Manchin, D-W.Va., and scores of like-minded senators and members of the House of Representatives have a secret weapon in their deficit-slashing arsenal: next year's elections.
In August, Congress was unable to devise a deficit reduction package acceptable to President Barack Obama. His goal is massive tax increases, while thoughtful lawmakers understand the problem is too much spending instead of not enough taxing.
A stalemate during the summer was broken by agreement to form a "super committee" of senators and representatives. Its 12 members were told to come up with a plan to reduce deficit spending by $1.2 trillion over 10 years. They were given until Thanksgiving to accomplish the task.

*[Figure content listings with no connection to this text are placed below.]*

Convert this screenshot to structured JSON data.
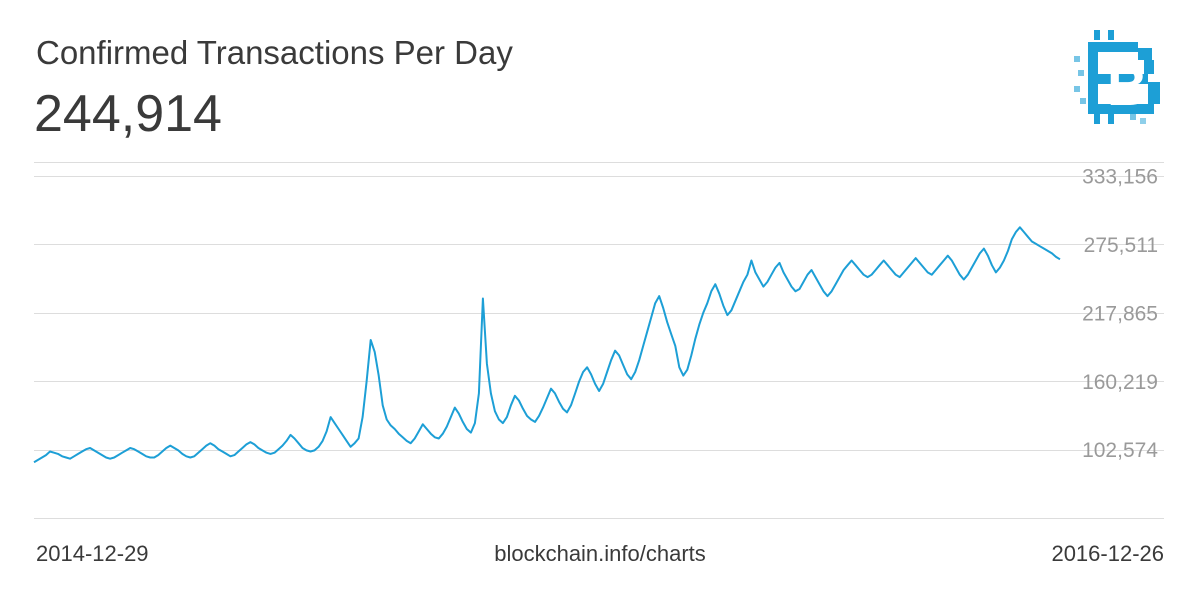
{
  "header": {
    "title": "Confirmed Transactions Per Day",
    "value": "244,914"
  },
  "footer": {
    "start_label": "2014-12-29",
    "source": "blockchain.info/charts",
    "end_label": "2016-12-26"
  },
  "logo": {
    "icon": "bitcoin-logo-icon",
    "glyph": "B"
  },
  "colors": {
    "line": "#1d9fd6",
    "grid": "#dddddd",
    "tick": "#9a9a9a",
    "text": "#3a3a3a",
    "logo": "#1d9fd6"
  },
  "chart_data": {
    "type": "line",
    "title": "Confirmed Transactions Per Day",
    "x_start": "2014-12-29",
    "x_end": "2016-12-26",
    "y_ticks": [
      102574,
      160219,
      217865,
      275511,
      333156
    ],
    "ylim": [
      45000,
      345000
    ],
    "grid": true,
    "series": [
      {
        "values": [
          92000,
          94000,
          96000,
          98000,
          101000,
          100000,
          99000,
          97000,
          96000,
          95000,
          97000,
          99000,
          101000,
          103000,
          104000,
          102000,
          100000,
          98000,
          96000,
          95000,
          96000,
          98000,
          100000,
          102000,
          104000,
          103000,
          101000,
          99000,
          97000,
          96000,
          96000,
          98000,
          101000,
          104000,
          106000,
          104000,
          102000,
          99000,
          97000,
          96000,
          97000,
          100000,
          103000,
          106000,
          108000,
          106000,
          103000,
          101000,
          99000,
          97000,
          98000,
          101000,
          104000,
          107000,
          109000,
          107000,
          104000,
          102000,
          100000,
          99000,
          100000,
          103000,
          106000,
          110000,
          115000,
          112000,
          108000,
          104000,
          102000,
          101000,
          102000,
          105000,
          110000,
          118000,
          130000,
          125000,
          120000,
          115000,
          110000,
          105000,
          108000,
          112000,
          130000,
          160000,
          195000,
          185000,
          165000,
          140000,
          128000,
          123000,
          120000,
          116000,
          113000,
          110000,
          108000,
          112000,
          118000,
          124000,
          120000,
          116000,
          113000,
          112000,
          116000,
          122000,
          130000,
          138000,
          133000,
          126000,
          120000,
          117000,
          125000,
          150000,
          230000,
          175000,
          150000,
          135000,
          128000,
          125000,
          130000,
          140000,
          148000,
          144000,
          137000,
          131000,
          128000,
          126000,
          131000,
          138000,
          146000,
          154000,
          150000,
          143000,
          137000,
          134000,
          140000,
          150000,
          160000,
          168000,
          172000,
          166000,
          158000,
          152000,
          158000,
          168000,
          178000,
          186000,
          182000,
          174000,
          166000,
          162000,
          168000,
          178000,
          190000,
          202000,
          214000,
          226000,
          232000,
          222000,
          210000,
          200000,
          190000,
          172000,
          165000,
          170000,
          182000,
          196000,
          208000,
          218000,
          226000,
          236000,
          242000,
          234000,
          224000,
          216000,
          220000,
          228000,
          236000,
          244000,
          250000,
          262000,
          252000,
          246000,
          240000,
          244000,
          250000,
          256000,
          260000,
          252000,
          246000,
          240000,
          236000,
          238000,
          244000,
          250000,
          254000,
          248000,
          242000,
          236000,
          232000,
          236000,
          242000,
          248000,
          254000,
          258000,
          262000,
          258000,
          254000,
          250000,
          248000,
          250000,
          254000,
          258000,
          262000,
          258000,
          254000,
          250000,
          248000,
          252000,
          256000,
          260000,
          264000,
          260000,
          256000,
          252000,
          250000,
          254000,
          258000,
          262000,
          266000,
          262000,
          256000,
          250000,
          246000,
          250000,
          256000,
          262000,
          268000,
          272000,
          266000,
          258000,
          252000,
          256000,
          262000,
          270000,
          280000,
          286000,
          290000,
          286000,
          282000,
          278000,
          276000,
          274000,
          272000,
          270000,
          268000,
          265000,
          263000
        ]
      }
    ]
  }
}
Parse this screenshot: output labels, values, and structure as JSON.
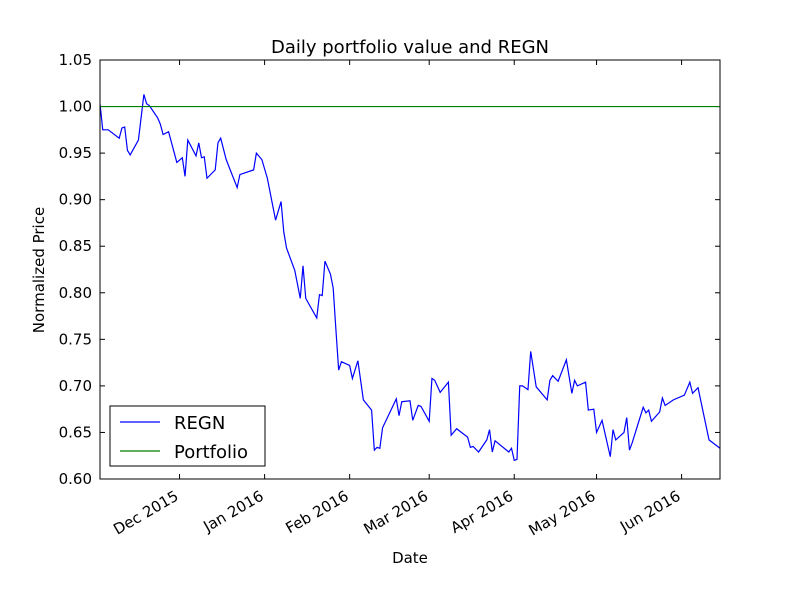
{
  "chart_data": {
    "type": "line",
    "title": "Daily portfolio value and REGN",
    "x_label": "Date",
    "y_label": "Normalized Price",
    "xlim": [
      0,
      226
    ],
    "xticks": [
      {
        "value": 29,
        "label": "Dec 2015"
      },
      {
        "value": 60,
        "label": "Jan 2016"
      },
      {
        "value": 91,
        "label": "Feb 2016"
      },
      {
        "value": 120,
        "label": "Mar 2016"
      },
      {
        "value": 151,
        "label": "Apr 2016"
      },
      {
        "value": 181,
        "label": "May 2016"
      },
      {
        "value": 212,
        "label": "Jun 2016"
      }
    ],
    "ylim": [
      0.6,
      1.05
    ],
    "yticks": [
      {
        "value": 0.6,
        "label": "0.60"
      },
      0.65,
      {
        "value": 0.7,
        "label": "0.70"
      },
      0.75,
      {
        "value": 0.8,
        "label": "0.80"
      },
      0.85,
      {
        "value": 0.9,
        "label": "0.90"
      },
      0.95,
      {
        "value": 1,
        "label": "1.00"
      },
      1.05
    ],
    "legend": "lower left",
    "series": [
      {
        "name": "REGN",
        "color": "#0000ff",
        "x": [
          0,
          1,
          3,
          7,
          8,
          9,
          10,
          11,
          14,
          16,
          17,
          18,
          21,
          22,
          23,
          25,
          28,
          30,
          31,
          32,
          35,
          36,
          37,
          38,
          39,
          42,
          43,
          44,
          46,
          50,
          51,
          56,
          57,
          59,
          61,
          64,
          66,
          67,
          68,
          71,
          73,
          74,
          75,
          79,
          80,
          81,
          82,
          84,
          85,
          86,
          87,
          88,
          91,
          92,
          94,
          96,
          99,
          100,
          101,
          102,
          103,
          108,
          109,
          110,
          113,
          114,
          116,
          117,
          120,
          121,
          122,
          124,
          127,
          128,
          130,
          134,
          135,
          136,
          138,
          141,
          142,
          143,
          144,
          149,
          150,
          151,
          152,
          153,
          154,
          156,
          157,
          159,
          163,
          164,
          165,
          167,
          170,
          172,
          173,
          174,
          177,
          178,
          180,
          181,
          183,
          186,
          187,
          188,
          191,
          192,
          193,
          194,
          198,
          199,
          200,
          201,
          204,
          205,
          206,
          209,
          213,
          215,
          216,
          218,
          220,
          222,
          226
        ],
        "values": [
          1.003,
          0.975,
          0.975,
          0.966,
          0.977,
          0.978,
          0.953,
          0.948,
          0.964,
          1.013,
          1.003,
          1.001,
          0.988,
          0.981,
          0.97,
          0.973,
          0.94,
          0.945,
          0.925,
          0.964,
          0.947,
          0.961,
          0.945,
          0.946,
          0.923,
          0.932,
          0.961,
          0.966,
          0.943,
          0.913,
          0.927,
          0.932,
          0.95,
          0.943,
          0.923,
          0.878,
          0.898,
          0.865,
          0.848,
          0.824,
          0.794,
          0.829,
          0.794,
          0.773,
          0.798,
          0.797,
          0.834,
          0.82,
          0.805,
          0.76,
          0.717,
          0.726,
          0.722,
          0.708,
          0.727,
          0.685,
          0.674,
          0.631,
          0.634,
          0.633,
          0.655,
          0.686,
          0.668,
          0.683,
          0.684,
          0.663,
          0.679,
          0.678,
          0.662,
          0.708,
          0.706,
          0.693,
          0.704,
          0.647,
          0.654,
          0.645,
          0.634,
          0.635,
          0.629,
          0.642,
          0.653,
          0.629,
          0.641,
          0.629,
          0.633,
          0.62,
          0.621,
          0.7,
          0.7,
          0.696,
          0.737,
          0.699,
          0.685,
          0.706,
          0.711,
          0.705,
          0.728,
          0.692,
          0.706,
          0.7,
          0.704,
          0.674,
          0.675,
          0.65,
          0.663,
          0.624,
          0.653,
          0.642,
          0.65,
          0.666,
          0.631,
          0.639,
          0.677,
          0.671,
          0.674,
          0.662,
          0.672,
          0.687,
          0.679,
          0.685,
          0.69,
          0.704,
          0.692,
          0.698,
          0.67,
          0.642,
          0.633
        ]
      },
      {
        "name": "Portfolio",
        "color": "#008000",
        "x": [
          0,
          226
        ],
        "values": [
          1.0,
          1.0
        ]
      }
    ]
  }
}
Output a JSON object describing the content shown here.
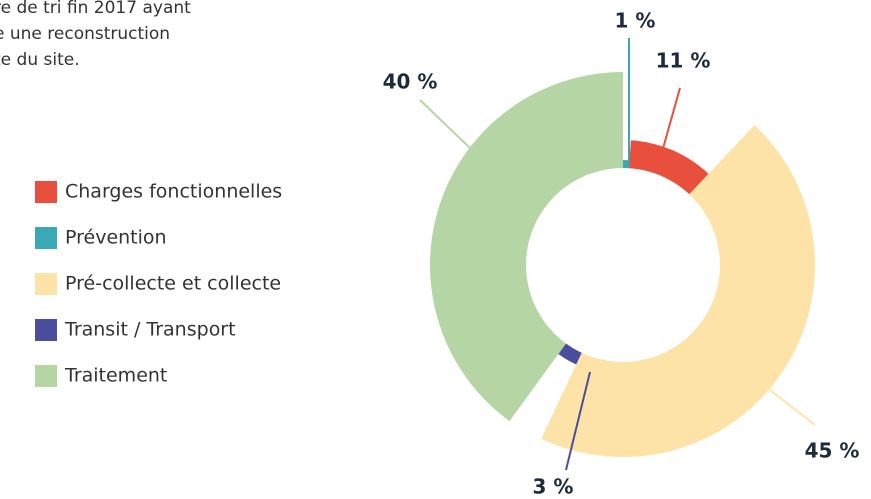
{
  "intro_lines": [
    "re de tri fin 2017 ayant",
    "e une reconstruction",
    "te du site."
  ],
  "chart_data": {
    "type": "donut",
    "categories": [
      "Charges fonctionnelles",
      "Prévention",
      "Pré-collecte et collecte",
      "Transit / Transport",
      "Traitement"
    ],
    "values": [
      11,
      1,
      45,
      3,
      40
    ],
    "value_labels": [
      "11 %",
      "1 %",
      "45 %",
      "3 %",
      "40 %"
    ],
    "colors": [
      "#e94f3d",
      "#3aa9b5",
      "#fde3a7",
      "#4a4e9c",
      "#b5d6a4"
    ],
    "legend": "left"
  }
}
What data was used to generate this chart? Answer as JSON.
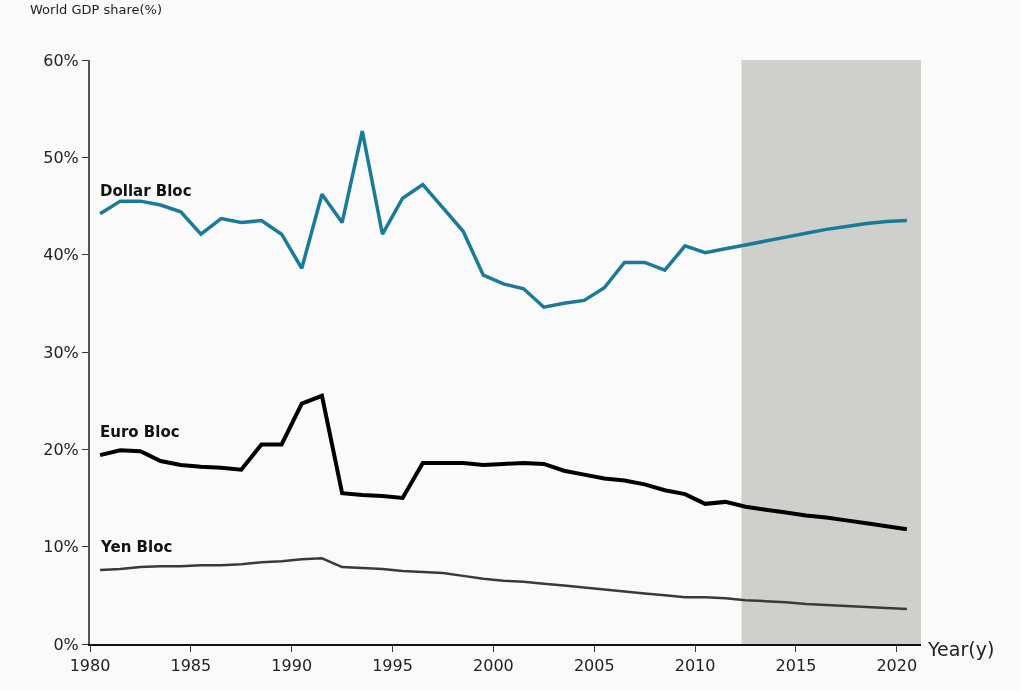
{
  "chart_data": {
    "type": "line",
    "xlabel": "Year(y)",
    "ylabel": "World GDP share(%)",
    "x": [
      1980.5,
      1981.5,
      1982.5,
      1983.5,
      1984.5,
      1985.5,
      1986.5,
      1987.5,
      1988.5,
      1989.5,
      1990.5,
      1991.5,
      1992.5,
      1993.5,
      1994.5,
      1995.5,
      1996.5,
      1997.5,
      1998.5,
      1999.5,
      2000.5,
      2001.5,
      2002.5,
      2003.5,
      2004.5,
      2005.5,
      2006.5,
      2007.5,
      2008.5,
      2009.5,
      2010.5,
      2011.5,
      2012.5,
      2013.5,
      2014.5,
      2015.5,
      2016.5,
      2017.5,
      2018.5,
      2019.5,
      2020.5
    ],
    "series": [
      {
        "name": "Dollar Bloc",
        "color": "#1a7a9a",
        "values": [
          44.2,
          45.5,
          45.5,
          45.1,
          44.4,
          42.1,
          43.7,
          43.3,
          43.5,
          42.1,
          38.6,
          46.2,
          43.3,
          52.7,
          42.1,
          45.8,
          47.2,
          44.8,
          42.4,
          37.9,
          37.0,
          36.5,
          34.6,
          35.0,
          35.3,
          36.6,
          39.2,
          39.2,
          38.4,
          40.9,
          40.2,
          40.6,
          41.0,
          41.4,
          41.8,
          42.2,
          42.6,
          42.9,
          43.2,
          43.4,
          43.5
        ]
      },
      {
        "name": "Euro Bloc",
        "color": "#000000",
        "values": [
          19.4,
          19.9,
          19.8,
          18.8,
          18.4,
          18.2,
          18.1,
          17.9,
          20.5,
          20.5,
          24.7,
          25.5,
          15.5,
          15.3,
          15.2,
          15.0,
          18.6,
          18.6,
          18.6,
          18.4,
          18.5,
          18.6,
          18.5,
          17.8,
          17.4,
          17.0,
          16.8,
          16.4,
          15.8,
          15.4,
          14.4,
          14.6,
          14.1,
          13.8,
          13.5,
          13.2,
          13.0,
          12.7,
          12.4,
          12.1,
          11.8
        ]
      },
      {
        "name": "Yen Bloc",
        "color": "#3a3a3a",
        "values": [
          7.6,
          7.7,
          7.9,
          8.0,
          8.0,
          8.1,
          8.1,
          8.2,
          8.4,
          8.5,
          8.7,
          8.8,
          7.9,
          7.8,
          7.7,
          7.5,
          7.4,
          7.3,
          7.0,
          6.7,
          6.5,
          6.4,
          6.2,
          6.0,
          5.8,
          5.6,
          5.4,
          5.2,
          5.0,
          4.8,
          4.8,
          4.7,
          4.5,
          4.4,
          4.3,
          4.1,
          4.0,
          3.9,
          3.8,
          3.7,
          3.6
        ]
      }
    ],
    "xlim": [
      1980,
      2021.2
    ],
    "xticks": [
      1980,
      1985,
      1990,
      1995,
      2000,
      2005,
      2010,
      2015,
      2020
    ],
    "ylim": [
      0,
      60
    ],
    "yticks": [
      {
        "value": 0,
        "label": "0%"
      },
      {
        "value": 10,
        "label": "10%"
      },
      {
        "value": 20,
        "label": "20%"
      },
      {
        "value": 30,
        "label": "30%"
      },
      {
        "value": 40,
        "label": "40%"
      },
      {
        "value": 50,
        "label": "50%"
      },
      {
        "value": 60,
        "label": "60%"
      }
    ],
    "bands": [
      {
        "axis": "x",
        "from": 2012.3,
        "to": 2021.2,
        "color": "#cfd0cb"
      }
    ],
    "grid": false,
    "legend": false,
    "marker": "none",
    "line_style": "solid"
  }
}
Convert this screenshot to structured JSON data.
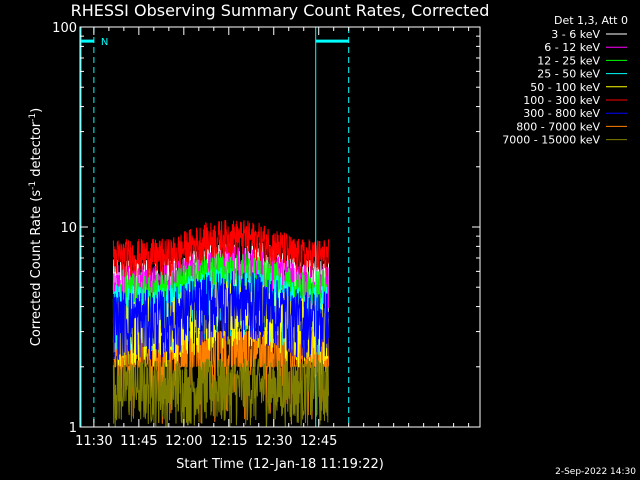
{
  "chart_data": {
    "type": "line",
    "title": "RHESSI Observing Summary Count Rates, Corrected",
    "xlabel": "Start Time (12-Jan-18 11:19:22)",
    "ylabel_main": "Corrected Count Rate (s",
    "ylabel_sup1": "-1",
    "ylabel_mid": " detector",
    "ylabel_sup2": "-1",
    "ylabel_end": ")",
    "y_scale": "log",
    "ylim": [
      1,
      100
    ],
    "xlim_min": [
      685.37,
      818.8
    ],
    "x_ticks": [
      {
        "min": 690,
        "label": "11:30"
      },
      {
        "min": 705,
        "label": "11:45"
      },
      {
        "min": 720,
        "label": "12:00"
      },
      {
        "min": 735,
        "label": "12:15"
      },
      {
        "min": 750,
        "label": "12:30"
      },
      {
        "min": 765,
        "label": "12:45"
      }
    ],
    "y_ticks": [
      {
        "value": 1,
        "label": "1"
      },
      {
        "value": 10,
        "label": "10"
      },
      {
        "value": 100,
        "label": "100"
      }
    ],
    "legend_header": "Det 1,3, Att 0",
    "legend_placement": "right",
    "series": [
      {
        "name": "3 - 6 keV",
        "color": "#ffffff",
        "base": 5.2,
        "start": 696.5,
        "end": 768.3
      },
      {
        "name": "6 - 12 keV",
        "color": "#ff00ff",
        "base": 4.8,
        "start": 696.5,
        "end": 768.3
      },
      {
        "name": "12 - 25 keV",
        "color": "#00ff00",
        "base": 4.5,
        "start": 696.5,
        "end": 768.3
      },
      {
        "name": "25 - 50 keV",
        "color": "#00ffff",
        "base": 3.8,
        "start": 696.5,
        "end": 768.3
      },
      {
        "name": "50 - 100 keV",
        "color": "#ffff00",
        "base": 3.3,
        "start": 696.5,
        "end": 768.3
      },
      {
        "name": "100 - 300 keV",
        "color": "#ff0000",
        "base": 7.0,
        "start": 696.5,
        "end": 768.3
      },
      {
        "name": "300 - 800 keV",
        "color": "#0000ff",
        "base": 3.6,
        "start": 696.5,
        "end": 768.3
      },
      {
        "name": "800 - 7000 keV",
        "color": "#ff8000",
        "base": 2.0,
        "start": 696.5,
        "end": 768.3
      },
      {
        "name": "7000 - 15000 keV",
        "color": "#808000",
        "base": 1.5,
        "start": 696.5,
        "end": 768.3
      }
    ],
    "annotations": {
      "night_label": "N",
      "night_intervals": [
        [
          680,
          690
        ],
        [
          764,
          775
        ]
      ],
      "saa_lines": [
        690,
        775
      ],
      "night_line_color": "#00ffff"
    },
    "footer_date": "2-Sep-2022 14:30"
  }
}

If that didn't happen, automatic spending cuts would kick in, Americans were assured in August.
However, those "automatic" cuts will not begin until early 2013, after presidential and congressional elections the previous fall. That delay gave the "super committee" no incentive whatsoever to come to agreement by this week.
And it did not. Panel members have said they cannot agree on a plan to meet the $1.2 trillion target - even though, at $120 billion a year, it averages less than 3 percent of the total budget.
Another factor will become apparent sometime next year: What Congress takes away, Congress can restore. Beyond virtually any shadow of doubt, lawmakers will rescind some or all of the "automatic" spending cuts before they take effect.
Last Sunday, Manchin urged fellow lawmakers not to settle for $1.2 trillion in cuts. He said he and about 140 other Senate and House members, both Republicans and Democrats, want Congress to consider a package of $4 trillion in deficit reduction. The bipartisan Bowles-Simpson proposal, released earlier this year, could be used as a template, Manchin added. "Go big," he urged.
As matters stand, Obama and liberal lawmakers may be on the verge of deciding they have managed to pull the wool over the public's eyes once more - that they can get away with not cutting back on government spending.
They may well be wrong. Big government will be an issue in the 2012 elections. That will be a problem for Obama, and it should be one for members of Congress who let constituents down on deficit reduction. That will work to the advantage of Manchin and other responsible lawmakers. In effect, voters may give their peers the option of either going big - or going home.